А старуха Степанида сняла очки, глянула на меня булавочными глазками и наставительно пробубнила:
— Как надо, так и делам. Больше пользы будет. С их, с непуганых-то, какой прок?.. Это надо же, до чего костлявый… Ладно, говори.
«Говори» — это уже мне.
— Чего? — прошептал я.
Глафира нагнулась, вполголоса объяснила:
— В чем виноват, все и говори.
Вообще-то в разговорах со взрослыми я был упрям и даже нахален. Заставить меня признаться в какой-нибудь вине и просить прощенья обычно никому не удавалось. Но тут было не до фокусов. У меня сами собой выскочили слова — те, что говорят все прижатые к стенке мальчишки:
— Я больше не буду.
— Чё не будешь, мы и сами знам, — забурчала Степанида. — Ты давай про то, что было…
— Я же вам ничего не сделал, — жалобно сказал я.
— Не нам, а всем, — строго сказала Глафира. Она и ее приятельница все стояли за моей спиной.
— Про все свои грехи говори, — сказала высокая тетка и, кажется, слегка усмехнулась.
Я повесил голову (и в прямом и в переносном смысле). Грехов было множество. Даже за последние дни. Играл недавно в чику по пятаку за кон, а маме сказал, что понарошке. Катался верхом на борове Борьке, несмотря на суровый запрет. Рассорился с мамой, когда она просила меня посидеть с Леськой, чтобы сама могла сходить в мастерскую (а когда все же согласился и мама ушла, со злости хлопнул Леську за то, что он ползал под ногами и гремел сломанной машиной). В магазине устроил недавно скандал. Хлебные карточки уже отменили, но очереди еще случались, и вот я нахально пытался пролезть вперед, врал, что занимал очередь раньше всех, и для убедительности даже заревел (очень уж хотелось поскорее развязаться с делами и махнуть на речку).
Но самое главное — патроны. Я стянул четыре штуки у отчима из берестяной коробки, где он хранил охотничьи припасы. На улице Герцена мы с Толькой Петровым и Амиром Рашидовым выковырили дробь и порох, а гильзы утопили в уборной. Дробью мы стреляли из рогаток, а порох пустили на фейерверк — поздно вечером подожгли на помойке. Туда как раз тащила ведро Толькина соседка Василиса Тимофеевна… Крику было! Но нас, конечно, не поймали, только дядя Боря в тот вечер поглядывал на меня особенно пристально…
Вот такая история была на моей совести.
Но, с другой стороны, сам я похищение патронов грехом не считал. Отчима я не признавал ни за отца, ни даже за дальнего родственника, часто с ним не ладил, он ко мне тоже придирался. Поэтому на дело с патронами я смотрел не как на кражу, а как на месть вредному человеку…
— Ну! — сурово напомнила Степанида. — Чё молчишь-то, будто губы зашил? Все равно все знам. Гляди, сварим…

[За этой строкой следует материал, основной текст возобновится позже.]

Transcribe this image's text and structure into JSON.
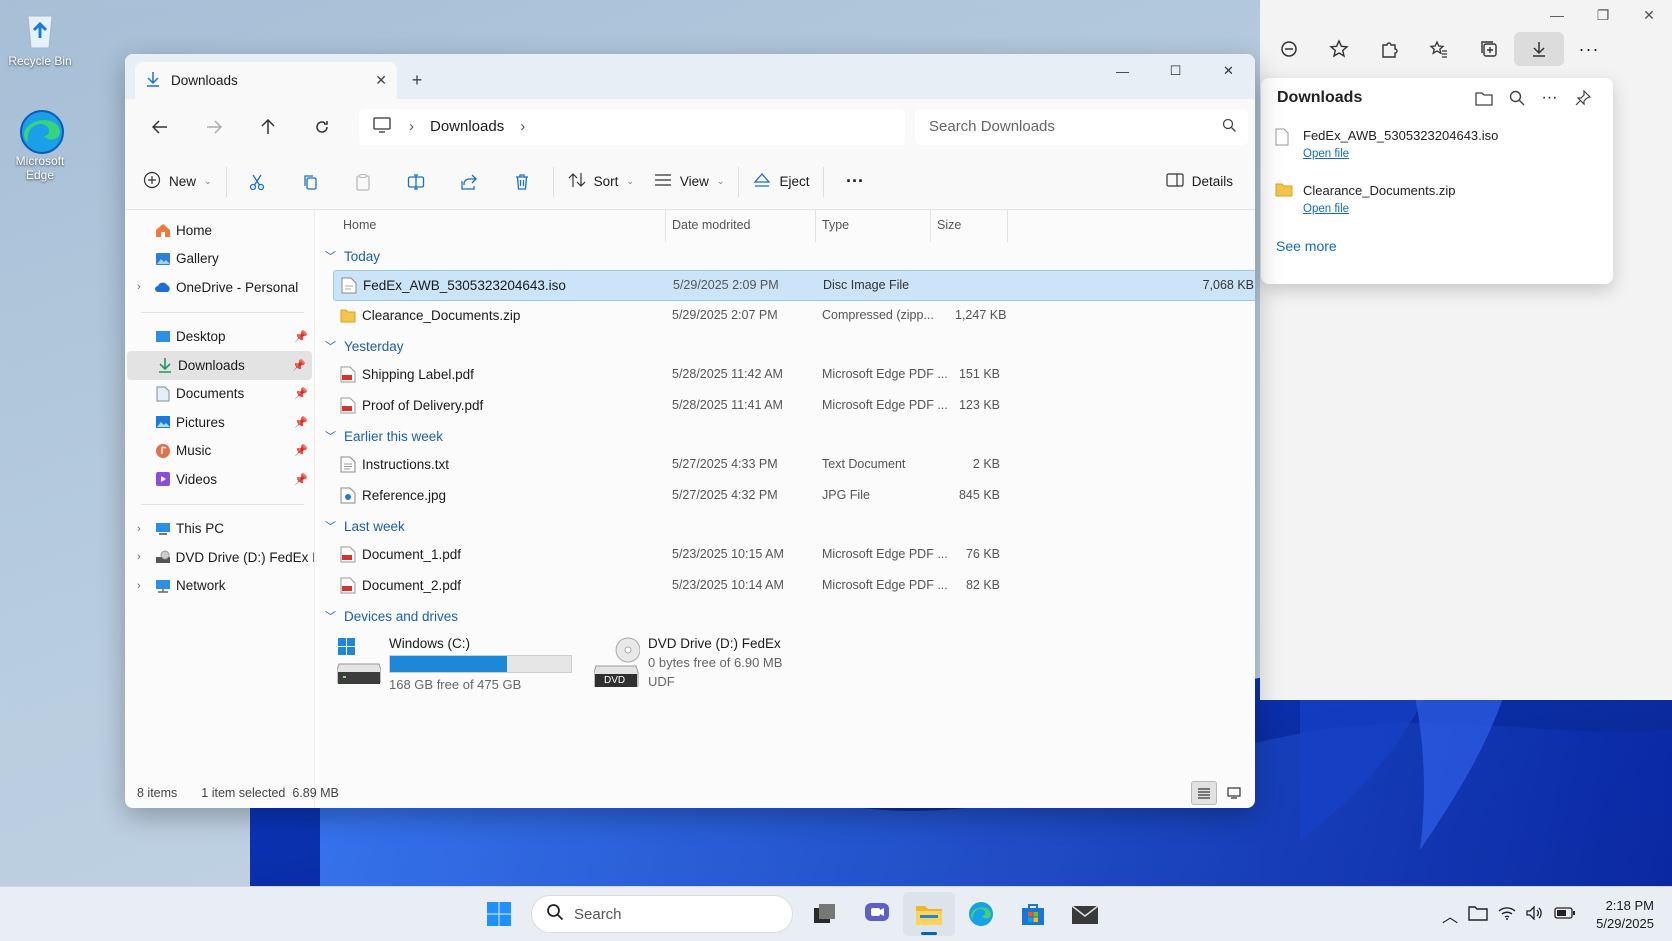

— Про патроны тоже говорить? — подавленно спросил я.
— Про патроны не будем, — хмуро ответила Степанида и опять надела строгие очки. — Что было, то было, никуда уже не уйдет. Расскажи-ка нам, как у приятеля у свово в школе, которого зовут Вовка Хряк, хотел деньгу старинну с орлом сташшить прямо из его сумки, когда ему у доски стоять было велено…
— Я же не стащил!
— Не сташшил, а хотел. И не совести побоялся, а что узнает да побьет… Вот про такие мысли, когда нехорошее дело задумывал, сейчас и говори… А то сразу съедим.

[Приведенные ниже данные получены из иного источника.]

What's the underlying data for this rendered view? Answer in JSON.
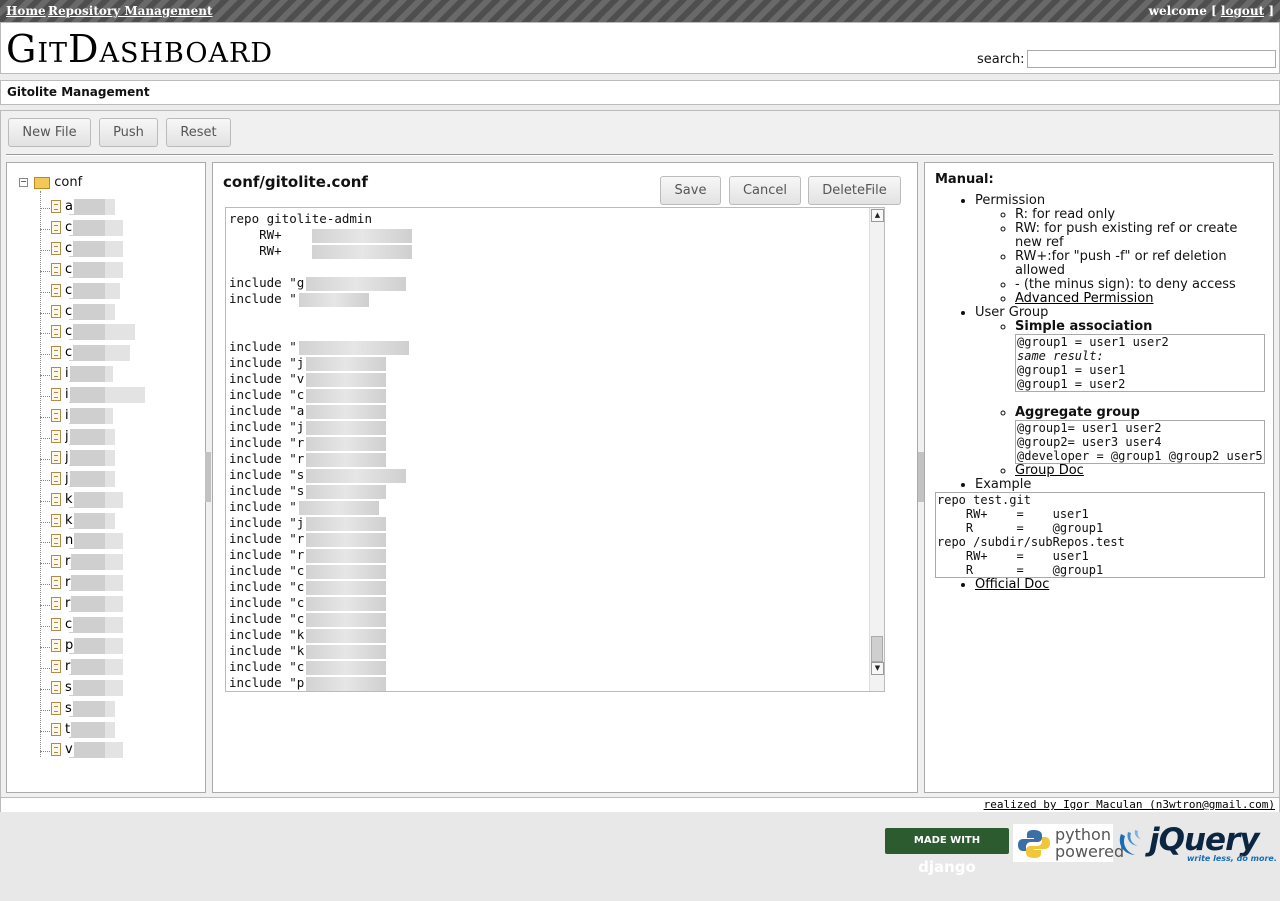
{
  "topnav": {
    "home": "Home",
    "repo_mgmt": "Repository Management",
    "welcome_prefix": "welcome [",
    "logout": "logout",
    "welcome_suffix": "]"
  },
  "header": {
    "logo": "GitDashboard",
    "search_label": "search:",
    "search_value": ""
  },
  "section": {
    "title": "Gitolite Management"
  },
  "toolbar": {
    "new_file": "New File",
    "push": "Push",
    "reset": "Reset"
  },
  "tree": {
    "root_label": "conf",
    "files": [
      "a",
      "c",
      "c",
      "c",
      "c",
      "c",
      "c",
      "c",
      "i",
      "i",
      "i",
      "j",
      "j",
      "j",
      "k",
      "k",
      "n",
      "r",
      "r",
      "r",
      "c",
      "p",
      "r",
      "s",
      "s",
      "t",
      "v"
    ]
  },
  "editor": {
    "title": "conf/gitolite.conf",
    "save": "Save",
    "cancel": "Cancel",
    "delete": "DeleteFile",
    "lines": [
      "repo gitolite-admin",
      "    RW+",
      "    RW+",
      "",
      "include \"g",
      "include \"",
      "",
      "",
      "include \"",
      "include \"j",
      "include \"v",
      "include \"c",
      "include \"a",
      "include \"j",
      "include \"r",
      "include \"r",
      "include \"s",
      "include \"s",
      "include \"",
      "include \"j",
      "include \"r",
      "include \"r",
      "include \"c",
      "include \"c",
      "include \"c",
      "include \"c",
      "include \"k",
      "include \"k",
      "include \"c",
      "include \"p"
    ]
  },
  "manual": {
    "title": "Manual:",
    "permission": "Permission",
    "perm_items": [
      "R: for read only",
      "RW: for push existing ref or create new ref",
      "RW+:for \"push -f\" or ref deletion allowed",
      "- (the minus sign): to deny access"
    ],
    "advanced_link": "Advanced Permission",
    "user_group": "User Group",
    "simple_assoc": "Simple association",
    "simple_code_1": "@group1 = user1 user2",
    "simple_code_2": "same result:",
    "simple_code_3": "@group1 = user1\n@group1 = user2",
    "aggregate": "Aggregate group",
    "aggregate_code": "@group1= user1 user2\n@group2= user3 user4\n@developer = @group1 @group2 user5",
    "group_doc": "Group Doc",
    "example": "Example",
    "example_code": "repo test.git\n    RW+    =    user1\n    R      =    @group1\nrepo /subdir/subRepos.test\n    RW+    =    user1\n    R      =    @group1",
    "official_doc": "Official Doc"
  },
  "footer": {
    "credit": "realized by Igor Maculan (n3wtron@gmail.com)"
  },
  "badges": {
    "django_prefix": "MADE WITH",
    "django": "django",
    "python_1": "python",
    "python_2": "powered",
    "jquery": "jQuery",
    "jquery_tag": "write less, do more."
  }
}
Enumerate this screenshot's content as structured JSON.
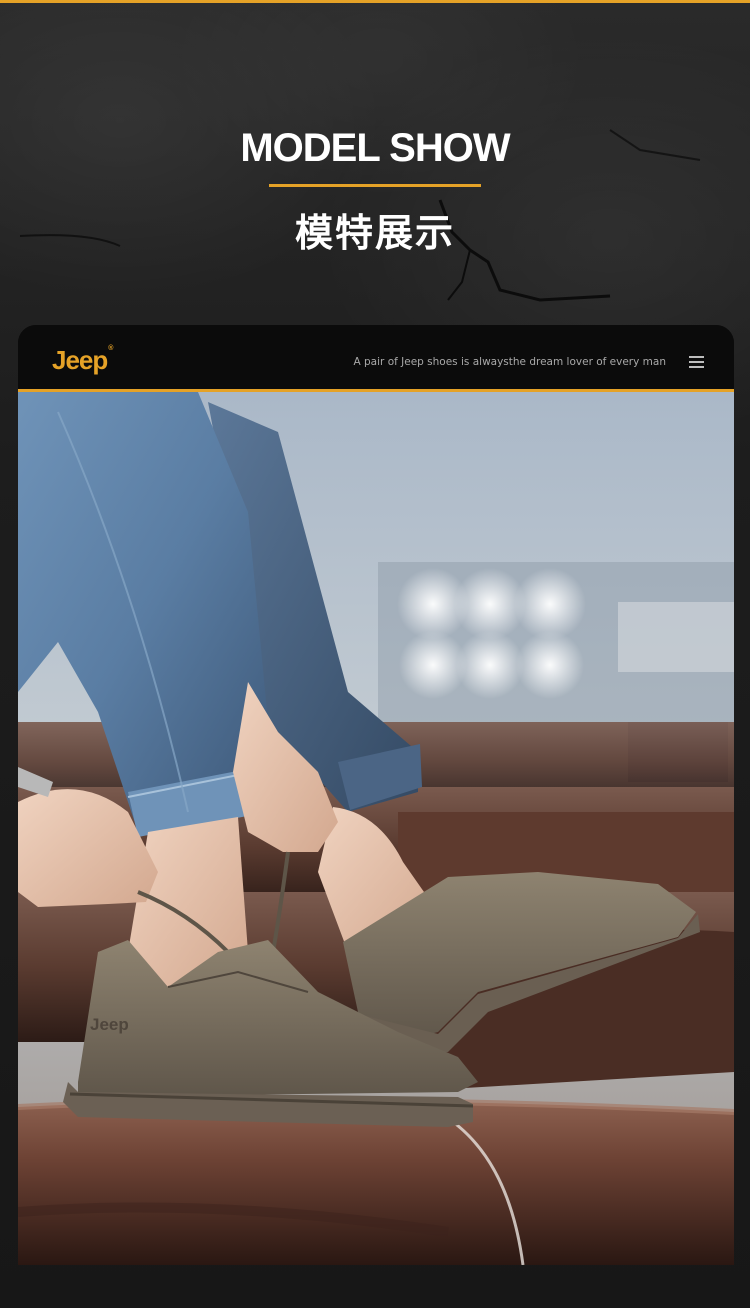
{
  "header": {
    "title": "MODEL SHOW",
    "subtitle": "模特展示"
  },
  "card": {
    "brand": "Jeep",
    "brand_mark": "®",
    "tagline": "A pair of Jeep shoes is alwaysthe dream lover of every man",
    "menu_icon": "hamburger-menu-icon",
    "shoe_brand_text": "Jeep"
  },
  "colors": {
    "accent": "#e5a227",
    "background": "#1c1c1c",
    "bar": "#0b0b0b"
  }
}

Я опять ужаснулся, хотя, казалось, дальше некуда. Мало ли какие мысли порой у человека в черепушке заводятся! Им ведь не прикажешь, мыслям-то. Иногда такие появятся, что самого себя стыдно. Как тут расскажешь?

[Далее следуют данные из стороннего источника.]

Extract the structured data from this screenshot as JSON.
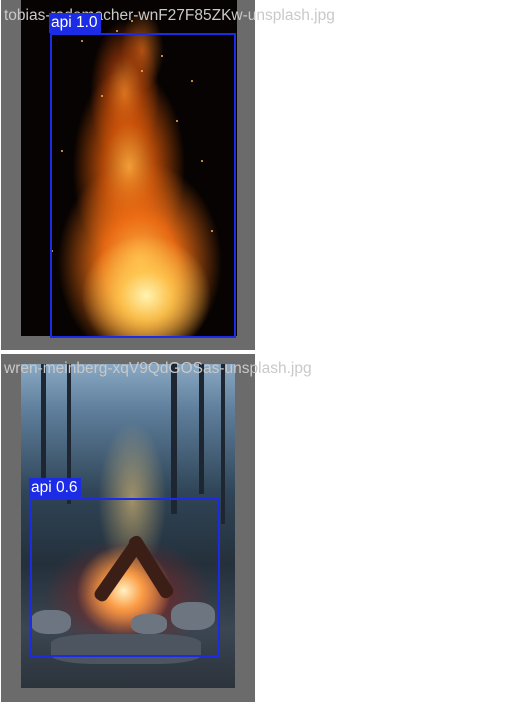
{
  "results": [
    {
      "filename": "tobias-rademacher-wnF27F85ZKw-unsplash.jpg",
      "detection": {
        "label": "api",
        "score": "1.0"
      }
    },
    {
      "filename": "wren-meinberg-xqV9QdGOSas-unsplash.jpg",
      "detection": {
        "label": "api",
        "score": "0.6"
      }
    }
  ],
  "badges": [
    "api 1.0",
    "api 0.6"
  ],
  "colors": {
    "box": "#1b2be6",
    "tile_background": "#6b6b6b",
    "filename_text": "#c9c9c9"
  }
}
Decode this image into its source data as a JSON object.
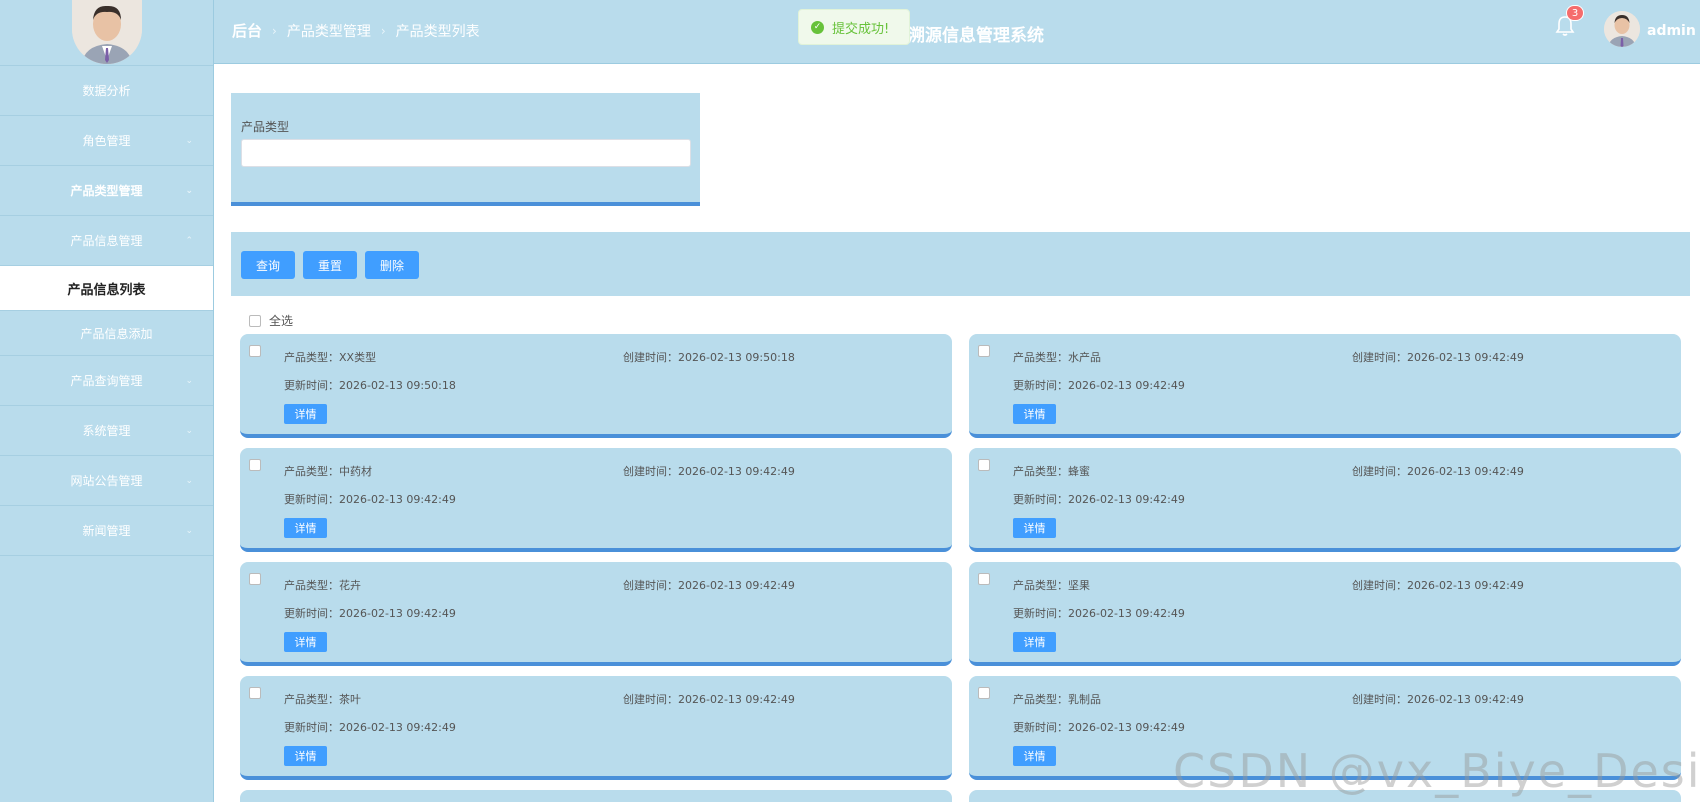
{
  "sidebar": {
    "menu": [
      {
        "label": "数据分析",
        "chevron": false
      },
      {
        "label": "角色管理",
        "chevron": true
      },
      {
        "label": "产品类型管理",
        "chevron": true
      },
      {
        "label": "产品信息管理",
        "chevron": true,
        "expanded": true
      }
    ],
    "sub": [
      {
        "label": "产品信息列表",
        "active": true
      },
      {
        "label": "产品信息添加",
        "active": false
      }
    ],
    "menu2": [
      {
        "label": "产品查询管理"
      },
      {
        "label": "系统管理"
      },
      {
        "label": "网站公告管理"
      },
      {
        "label": "新闻管理"
      }
    ]
  },
  "header": {
    "breadcrumb": [
      "后台",
      "产品类型管理",
      "产品类型列表"
    ],
    "system_title": "溯源信息管理系统",
    "toast": "提交成功!",
    "notification_count": "3",
    "username": "admin"
  },
  "search": {
    "label": "产品类型",
    "value": ""
  },
  "actions": {
    "query": "查询",
    "reset": "重置",
    "delete": "删除"
  },
  "select_all": "全选",
  "cards": [
    {
      "type": "产品类型：XX类型",
      "created": "创建时间：2026-02-13 09:50:18",
      "updated": "更新时间：2026-02-13 09:50:18",
      "detail": "详情"
    },
    {
      "type": "产品类型：水产品",
      "created": "创建时间：2026-02-13 09:42:49",
      "updated": "更新时间：2026-02-13 09:42:49",
      "detail": "详情"
    },
    {
      "type": "产品类型：中药材",
      "created": "创建时间：2026-02-13 09:42:49",
      "updated": "更新时间：2026-02-13 09:42:49",
      "detail": "详情"
    },
    {
      "type": "产品类型：蜂蜜",
      "created": "创建时间：2026-02-13 09:42:49",
      "updated": "更新时间：2026-02-13 09:42:49",
      "detail": "详情"
    },
    {
      "type": "产品类型：花卉",
      "created": "创建时间：2026-02-13 09:42:49",
      "updated": "更新时间：2026-02-13 09:42:49",
      "detail": "详情"
    },
    {
      "type": "产品类型：坚果",
      "created": "创建时间：2026-02-13 09:42:49",
      "updated": "更新时间：2026-02-13 09:42:49",
      "detail": "详情"
    },
    {
      "type": "产品类型：茶叶",
      "created": "创建时间：2026-02-13 09:42:49",
      "updated": "更新时间：2026-02-13 09:42:49",
      "detail": "详情"
    },
    {
      "type": "产品类型：乳制品",
      "created": "创建时间：2026-02-13 09:42:49",
      "updated": "更新时间：2026-02-13 09:42:49",
      "detail": "详情"
    }
  ],
  "watermark": "CSDN @vx_Biye_Design",
  "colors": {
    "panel": "#b9dcec",
    "accent": "#4a90d9",
    "button": "#409eff",
    "success": "#67c23a",
    "badge": "#f56c6c"
  }
}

— Ладно вам, тетки, — вдруг ясным голосом сказала высокая. — Чего маете мальчишку? Сами видите, какой он есть, а другого и вовсе нету. Не годится, что ль?
— Годится не годится, а по мне, так лучше сразу съесть, — пробубнила Степанида. — Ты, Настя, слишком добрая, вот чё. Молода еще. Гляди, наплачешься.
Высокая Настя засмеялась. А Глафира хрипловато посоветовала:
— На картишках бы ишшо раз проверить… — Она ткнула меня в плечо: — В карты играшь?
Я хотел соврать, что не играю. Но вспомнил: они же все равно все знают. И как мы с Лешкой Шалимовым, Вовкой Покрасовым и Амиром по вечерам на крыльце…
— Маленько. В подкидного… и еще в «пьяницу».
— Пьяницы нам ни к чему, — сказала Настя. — А в подкидного давай. Как раз нас двое на двое. Степанидушка с Глафирой сядет, а мы с тобой.